Vous savez que le continent a le potentiel de nourrir toute la pla­nète. L’essentiel des terres en état d’être arables se trouve en Afrique. Le continent doublera sa popu­lation d’ici à 2050. C’est la raison pour laquelle, notre engagement en Afrique n’est pas celui d’un four­nisseur d’engrais mais celui d’un partenaire pour le développement des politiques publiques en matière d’agronomie, de développement rural et, le cas échéant, industriel- C est le sens de notre engagement industriel dans des pays comme l’Ethiopie et le Nigeria, qui, à eux deux, rassemblent le tiers de la population africaine. Notre université est également engagée dans cette voie et, à ce titre, se présente comme une université de formation de talents africains.

Il y a un peu plus de six mois, vous avez nommé Mohamed Anouar Jamali à la tête d’OCP Africa. Vous n’étiez pas satisfait des résultats sur cette zone ?

Mohamed Anouar Jamali est quelqu’un qui connaît bien le continent et qui a mené un excellent travail pour l’UM6P en matière de coopération africaine. Il a succédé à Karim Lotfi Senhadji, qui a été appelé apprendre l’importante responsabilité des finances du groupe.

Comment faut-il interpréter la diminution, ces dernières années, des exportations d’OCP vers l’Afrique, passées de 27 % en 2017 à 21% en2020 ?

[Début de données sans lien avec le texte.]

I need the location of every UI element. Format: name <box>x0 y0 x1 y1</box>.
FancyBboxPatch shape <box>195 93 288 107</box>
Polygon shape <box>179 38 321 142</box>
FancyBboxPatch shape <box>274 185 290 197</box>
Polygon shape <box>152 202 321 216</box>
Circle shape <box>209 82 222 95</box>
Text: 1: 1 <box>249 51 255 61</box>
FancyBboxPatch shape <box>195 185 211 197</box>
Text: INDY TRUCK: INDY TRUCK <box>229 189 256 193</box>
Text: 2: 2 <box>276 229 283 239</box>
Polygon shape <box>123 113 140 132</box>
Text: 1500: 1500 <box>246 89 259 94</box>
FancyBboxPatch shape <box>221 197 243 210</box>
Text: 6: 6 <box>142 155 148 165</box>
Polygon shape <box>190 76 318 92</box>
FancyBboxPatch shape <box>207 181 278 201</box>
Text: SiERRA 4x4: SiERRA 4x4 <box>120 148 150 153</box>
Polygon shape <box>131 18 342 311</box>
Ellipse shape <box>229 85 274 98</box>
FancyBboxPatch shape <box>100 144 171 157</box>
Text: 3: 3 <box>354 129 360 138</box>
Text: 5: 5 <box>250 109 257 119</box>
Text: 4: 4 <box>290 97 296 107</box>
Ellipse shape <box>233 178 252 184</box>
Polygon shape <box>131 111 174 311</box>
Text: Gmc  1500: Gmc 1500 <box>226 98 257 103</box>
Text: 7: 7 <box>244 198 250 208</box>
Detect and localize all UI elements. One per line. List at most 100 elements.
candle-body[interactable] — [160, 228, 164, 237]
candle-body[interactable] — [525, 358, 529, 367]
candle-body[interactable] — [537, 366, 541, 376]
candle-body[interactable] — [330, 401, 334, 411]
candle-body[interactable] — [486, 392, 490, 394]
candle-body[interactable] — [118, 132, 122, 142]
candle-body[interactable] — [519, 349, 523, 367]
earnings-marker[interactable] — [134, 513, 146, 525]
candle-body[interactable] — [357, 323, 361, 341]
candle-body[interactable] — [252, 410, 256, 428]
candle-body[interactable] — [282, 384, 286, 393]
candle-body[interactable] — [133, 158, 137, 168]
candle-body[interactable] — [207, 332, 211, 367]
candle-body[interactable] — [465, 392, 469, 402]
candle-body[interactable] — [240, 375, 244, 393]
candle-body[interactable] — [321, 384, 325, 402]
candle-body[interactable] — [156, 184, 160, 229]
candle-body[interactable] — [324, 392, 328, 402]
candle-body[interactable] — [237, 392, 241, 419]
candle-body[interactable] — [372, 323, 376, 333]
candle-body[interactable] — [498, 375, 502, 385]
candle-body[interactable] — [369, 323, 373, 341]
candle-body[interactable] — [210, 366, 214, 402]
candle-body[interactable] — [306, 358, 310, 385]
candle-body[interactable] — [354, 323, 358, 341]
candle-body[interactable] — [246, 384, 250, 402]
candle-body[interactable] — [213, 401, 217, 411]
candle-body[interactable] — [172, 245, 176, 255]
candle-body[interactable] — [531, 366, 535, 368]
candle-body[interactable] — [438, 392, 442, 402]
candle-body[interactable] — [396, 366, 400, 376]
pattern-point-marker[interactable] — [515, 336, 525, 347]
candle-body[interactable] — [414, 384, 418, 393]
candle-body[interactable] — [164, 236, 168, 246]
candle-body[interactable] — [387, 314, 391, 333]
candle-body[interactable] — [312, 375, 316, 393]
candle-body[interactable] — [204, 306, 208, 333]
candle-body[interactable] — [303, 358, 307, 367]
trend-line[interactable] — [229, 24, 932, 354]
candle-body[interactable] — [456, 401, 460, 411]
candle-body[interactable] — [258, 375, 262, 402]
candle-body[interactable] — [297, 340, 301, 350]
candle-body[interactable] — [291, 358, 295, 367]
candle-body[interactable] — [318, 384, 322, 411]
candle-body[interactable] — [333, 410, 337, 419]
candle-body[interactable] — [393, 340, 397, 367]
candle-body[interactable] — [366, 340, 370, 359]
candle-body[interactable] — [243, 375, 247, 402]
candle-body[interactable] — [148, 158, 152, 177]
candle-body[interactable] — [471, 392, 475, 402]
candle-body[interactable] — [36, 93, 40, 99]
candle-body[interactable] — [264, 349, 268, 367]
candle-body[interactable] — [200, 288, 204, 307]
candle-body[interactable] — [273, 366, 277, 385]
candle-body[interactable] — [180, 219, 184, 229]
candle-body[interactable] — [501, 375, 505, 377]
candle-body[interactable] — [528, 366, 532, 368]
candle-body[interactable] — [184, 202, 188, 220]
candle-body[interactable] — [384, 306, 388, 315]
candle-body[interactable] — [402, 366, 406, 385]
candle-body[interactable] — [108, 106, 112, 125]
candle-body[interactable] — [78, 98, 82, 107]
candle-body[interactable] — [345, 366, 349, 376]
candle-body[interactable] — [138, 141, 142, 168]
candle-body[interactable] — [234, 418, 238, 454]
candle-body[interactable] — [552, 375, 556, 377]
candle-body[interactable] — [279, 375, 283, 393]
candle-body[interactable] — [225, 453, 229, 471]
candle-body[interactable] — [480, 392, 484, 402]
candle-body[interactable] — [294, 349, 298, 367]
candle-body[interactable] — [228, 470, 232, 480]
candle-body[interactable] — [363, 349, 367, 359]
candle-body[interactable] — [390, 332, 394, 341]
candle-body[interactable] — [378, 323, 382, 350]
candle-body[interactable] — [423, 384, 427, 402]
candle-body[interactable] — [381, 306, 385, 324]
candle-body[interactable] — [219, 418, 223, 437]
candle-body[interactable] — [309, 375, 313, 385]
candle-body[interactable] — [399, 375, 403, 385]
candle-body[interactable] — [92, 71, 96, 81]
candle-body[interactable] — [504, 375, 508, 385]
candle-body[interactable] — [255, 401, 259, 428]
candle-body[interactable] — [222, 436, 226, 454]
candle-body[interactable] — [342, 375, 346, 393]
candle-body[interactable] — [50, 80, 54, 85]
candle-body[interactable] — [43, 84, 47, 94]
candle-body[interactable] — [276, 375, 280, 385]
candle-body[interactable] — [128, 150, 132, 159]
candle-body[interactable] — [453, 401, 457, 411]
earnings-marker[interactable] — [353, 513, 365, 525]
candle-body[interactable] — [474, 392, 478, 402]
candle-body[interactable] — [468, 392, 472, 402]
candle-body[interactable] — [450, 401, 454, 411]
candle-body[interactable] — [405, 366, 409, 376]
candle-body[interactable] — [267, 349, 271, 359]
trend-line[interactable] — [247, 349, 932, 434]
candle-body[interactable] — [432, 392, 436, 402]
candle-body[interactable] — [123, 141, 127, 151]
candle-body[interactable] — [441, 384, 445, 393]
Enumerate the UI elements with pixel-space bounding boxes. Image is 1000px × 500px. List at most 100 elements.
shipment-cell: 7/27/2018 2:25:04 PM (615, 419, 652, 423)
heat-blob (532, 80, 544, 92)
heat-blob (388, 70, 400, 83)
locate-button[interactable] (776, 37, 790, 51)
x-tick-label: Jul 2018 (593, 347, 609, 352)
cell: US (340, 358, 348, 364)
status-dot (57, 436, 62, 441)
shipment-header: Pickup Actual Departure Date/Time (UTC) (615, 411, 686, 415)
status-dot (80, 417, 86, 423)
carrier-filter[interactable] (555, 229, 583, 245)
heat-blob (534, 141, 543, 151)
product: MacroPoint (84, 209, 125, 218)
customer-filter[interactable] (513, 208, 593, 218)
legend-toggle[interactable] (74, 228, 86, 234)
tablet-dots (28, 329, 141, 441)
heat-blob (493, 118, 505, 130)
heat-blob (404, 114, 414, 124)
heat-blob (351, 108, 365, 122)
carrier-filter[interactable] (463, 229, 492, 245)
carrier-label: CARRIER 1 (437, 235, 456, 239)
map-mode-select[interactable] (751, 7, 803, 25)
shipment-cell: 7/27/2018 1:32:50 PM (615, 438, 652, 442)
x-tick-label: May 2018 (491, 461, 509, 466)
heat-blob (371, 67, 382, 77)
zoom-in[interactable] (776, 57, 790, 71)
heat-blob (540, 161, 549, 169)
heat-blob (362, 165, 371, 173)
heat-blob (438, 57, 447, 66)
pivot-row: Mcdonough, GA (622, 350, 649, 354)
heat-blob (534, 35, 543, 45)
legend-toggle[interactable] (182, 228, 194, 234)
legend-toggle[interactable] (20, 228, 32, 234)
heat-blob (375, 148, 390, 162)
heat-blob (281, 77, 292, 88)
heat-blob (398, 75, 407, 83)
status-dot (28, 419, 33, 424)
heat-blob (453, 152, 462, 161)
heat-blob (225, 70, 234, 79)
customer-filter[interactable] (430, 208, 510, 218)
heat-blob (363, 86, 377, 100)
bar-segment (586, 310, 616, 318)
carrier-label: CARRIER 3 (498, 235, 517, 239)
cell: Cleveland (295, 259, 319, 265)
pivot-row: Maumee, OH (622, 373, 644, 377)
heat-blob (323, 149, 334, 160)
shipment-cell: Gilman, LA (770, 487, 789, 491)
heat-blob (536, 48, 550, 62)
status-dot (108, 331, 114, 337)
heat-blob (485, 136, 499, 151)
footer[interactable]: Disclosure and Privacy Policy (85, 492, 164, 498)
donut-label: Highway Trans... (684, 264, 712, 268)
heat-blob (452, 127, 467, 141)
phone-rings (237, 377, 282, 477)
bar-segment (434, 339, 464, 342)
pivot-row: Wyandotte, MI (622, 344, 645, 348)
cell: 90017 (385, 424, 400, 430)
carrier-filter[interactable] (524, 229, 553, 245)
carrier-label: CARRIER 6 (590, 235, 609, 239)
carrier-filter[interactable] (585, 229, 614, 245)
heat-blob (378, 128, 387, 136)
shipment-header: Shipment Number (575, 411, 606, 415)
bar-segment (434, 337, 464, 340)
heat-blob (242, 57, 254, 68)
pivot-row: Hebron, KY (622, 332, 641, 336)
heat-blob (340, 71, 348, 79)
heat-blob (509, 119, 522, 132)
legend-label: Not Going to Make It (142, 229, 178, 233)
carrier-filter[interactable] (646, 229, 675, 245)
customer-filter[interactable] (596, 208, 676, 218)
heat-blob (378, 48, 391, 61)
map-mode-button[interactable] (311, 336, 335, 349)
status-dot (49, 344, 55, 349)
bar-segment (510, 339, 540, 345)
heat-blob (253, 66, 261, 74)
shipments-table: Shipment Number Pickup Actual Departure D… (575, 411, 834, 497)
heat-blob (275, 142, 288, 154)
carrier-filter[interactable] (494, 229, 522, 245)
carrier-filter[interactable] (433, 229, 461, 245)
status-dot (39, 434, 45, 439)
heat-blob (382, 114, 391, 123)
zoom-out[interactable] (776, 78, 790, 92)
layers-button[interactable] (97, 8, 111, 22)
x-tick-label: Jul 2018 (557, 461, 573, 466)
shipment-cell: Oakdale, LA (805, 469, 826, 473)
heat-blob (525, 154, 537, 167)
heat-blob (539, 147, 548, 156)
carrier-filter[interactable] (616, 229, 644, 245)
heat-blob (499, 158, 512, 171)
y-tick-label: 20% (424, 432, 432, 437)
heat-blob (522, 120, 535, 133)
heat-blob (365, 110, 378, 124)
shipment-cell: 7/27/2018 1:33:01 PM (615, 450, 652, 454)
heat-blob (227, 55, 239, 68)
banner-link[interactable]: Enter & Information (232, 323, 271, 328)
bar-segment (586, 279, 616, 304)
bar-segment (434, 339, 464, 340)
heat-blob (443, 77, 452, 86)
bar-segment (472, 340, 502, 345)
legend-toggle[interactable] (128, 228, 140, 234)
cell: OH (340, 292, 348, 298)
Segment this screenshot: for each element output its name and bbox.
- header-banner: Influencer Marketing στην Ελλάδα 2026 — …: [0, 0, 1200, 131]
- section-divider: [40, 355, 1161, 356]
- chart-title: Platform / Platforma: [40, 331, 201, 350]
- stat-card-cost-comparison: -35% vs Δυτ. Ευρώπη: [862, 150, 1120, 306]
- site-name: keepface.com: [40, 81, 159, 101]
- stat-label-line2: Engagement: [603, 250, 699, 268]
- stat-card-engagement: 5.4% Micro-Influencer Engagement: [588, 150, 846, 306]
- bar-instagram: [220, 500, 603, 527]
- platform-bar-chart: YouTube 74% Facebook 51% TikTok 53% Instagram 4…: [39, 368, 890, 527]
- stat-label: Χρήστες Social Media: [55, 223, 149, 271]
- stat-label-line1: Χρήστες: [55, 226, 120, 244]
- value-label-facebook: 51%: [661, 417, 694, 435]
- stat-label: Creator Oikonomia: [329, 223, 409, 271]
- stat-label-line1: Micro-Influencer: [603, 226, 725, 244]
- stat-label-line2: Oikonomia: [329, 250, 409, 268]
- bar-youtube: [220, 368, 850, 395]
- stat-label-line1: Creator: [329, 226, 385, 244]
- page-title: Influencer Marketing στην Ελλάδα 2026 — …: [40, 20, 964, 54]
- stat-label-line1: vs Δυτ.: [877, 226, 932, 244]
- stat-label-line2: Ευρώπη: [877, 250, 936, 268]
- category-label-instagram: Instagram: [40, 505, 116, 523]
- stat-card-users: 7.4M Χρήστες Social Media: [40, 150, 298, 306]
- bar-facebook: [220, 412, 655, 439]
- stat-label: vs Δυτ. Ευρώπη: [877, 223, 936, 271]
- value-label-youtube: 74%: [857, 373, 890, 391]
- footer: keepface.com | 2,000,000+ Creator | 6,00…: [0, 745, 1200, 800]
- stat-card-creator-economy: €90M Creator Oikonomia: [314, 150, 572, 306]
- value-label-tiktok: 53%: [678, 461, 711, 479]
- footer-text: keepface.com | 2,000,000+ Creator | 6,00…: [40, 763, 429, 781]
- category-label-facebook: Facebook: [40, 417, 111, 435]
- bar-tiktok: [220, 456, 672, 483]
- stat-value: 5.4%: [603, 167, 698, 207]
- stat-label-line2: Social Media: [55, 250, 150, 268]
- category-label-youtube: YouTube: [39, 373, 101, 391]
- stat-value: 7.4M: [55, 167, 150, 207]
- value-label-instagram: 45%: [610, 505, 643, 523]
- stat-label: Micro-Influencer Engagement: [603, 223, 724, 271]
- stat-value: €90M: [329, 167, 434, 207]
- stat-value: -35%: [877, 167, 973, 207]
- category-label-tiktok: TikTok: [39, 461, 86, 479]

Vous semblez oublier que notre stratégie Afrique n’a pas dix ans. En 2013, nous plafonnions à 50000 tonnes d’exportations par an vers l’Afrique et, aujourd’hui, nos volumes tournent autour de 3 millions de t par an. Si vous jugez les performances par les seuls volumes, vous n’aurez pas le bon indicateur de la performance. Dans certains pays, dont le Nigeria, nous avons investi dans des unités de blending [mélanges] où la customisation des produits se fait localement pour l’adapter aux besoins des sols et des cultures. Je signale à cet effet que la fondation OCP s’était engagée dans la réalisation de la carte de fertilité des sols dans certains pays africains pour, précisément, être capable d’effectuer cette customisation.

Quelle est la stratégie d’OCP en Afrique ? Est-ce que votre approche, couplant essor commercial et appui aux projets de développement, fait ses preuves ?

Je pense avoir donné tous les éléments qui permettent un éclairage utile à propos de notre approche sur le continent. Elle procède d’une conviction : l’Afrique a les moyens de prendre en charge son destin. Nous tentons humblement d’y contribuer.

En mars, vous avez signé un accord avec le Nigeria pour y construire une usine de fabrication d’engrais à plus de 1,3 milliard de dollars. Plusieurs groupes, dont Dangote, y ont aussi des projets importants. Comment comptez-vous vous imposer sur cet immense marché ? Ce projet aura-t-il aussi une portée régionale ?

Cet accord signé au Maroc fait suite à la décision prise lors de la visite de Sa Majesté le roi Mohamed VI au Nigeria, en décembre 2016. Il réunit les ressources phosphatées du Maroc et les ressources gazières du Nigeria au service de l’agriculture nigériane et du voisinage immédiat de ce grand pays.

Allez-vous multiplier les usines en Afrique ? Cela ne risque-t-il pas de se faire au détriment du Maroc ?

Au contraire ! Une entreprise qui se veut mondiale multiplie les opportunités de croissance chaque fois que l’intérêt bien compris des parties concernées est évident. La proximité permet en outre d’adapter nos produits aux besoins des fermiers pour réduire le coût des intrants. II convient de ne pas oublier non plus que cette croissance permise par les investissements nécessaires au plus près des marchés valorise davantage le phosphore, mis ainsi au service de tous ! C’est ce qui explique largement notre approche.